Repair cafes are free meeting places that encourage people to bring their broken items and have them fixed, or teach people how to fix things instead of throwing them into the landfill. It's an idea that originated with Martine Postma in 2007, who organized the very first Repair Cafe in Amsterdam to great success.
Since then, the idea has spread around the world with repair cafes in Belgium, Germany, France, the U.S., and Canada. There are various cafes locally in Victoria at the Greater Victoria Public Library's Central Branch and in View Royal at the community hall.
Fairfield can now be added to the growing list of repair cafes in the region, as the Fairfield Gonzales Community Association is hosting its inaugural event Saturday, Aug. 13.
Residents are encouraged to bring items that require minor repairs, such as small appliances (toasters, irons, lamps that require simple electrical rewiring), clothing or bicycles. There will also be people who know how to fix hearing aids or glue items back together.
“It brings together people who know how to fix things, which is becoming a lost art, and people who need things fixed — people who don't want to throw things away, but don't know what else to do with it,” said event coordinator Susanna Grimes, adding people who need things fixed sometimes walk away inspired to learn how to fix things themselves as well.

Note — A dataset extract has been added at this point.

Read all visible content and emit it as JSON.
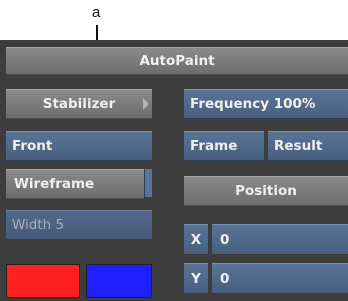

“Often it ends up in the garbage, and that's such a waste, when really it could be a minor repair that could take 10 or 15 minutes.”
Grimes first heard about repair cafes by word of mouth and decided to attend one in Victoria. She even became a fixer herself at one of the events.
According to Grimes, Fairfield was the perfect neighbourhood to launch the event because residents are motivated to reduce their environmental footprint.
“When you walk around Fairfield, all over the boulevards, people leave things for others to take, things that are in very good condition or need minor repairs. That tells me that people that live in Fairfield want to pass on things, rather than throwing them away,” she said. “If each person does their own part in some small way, it really does add up.”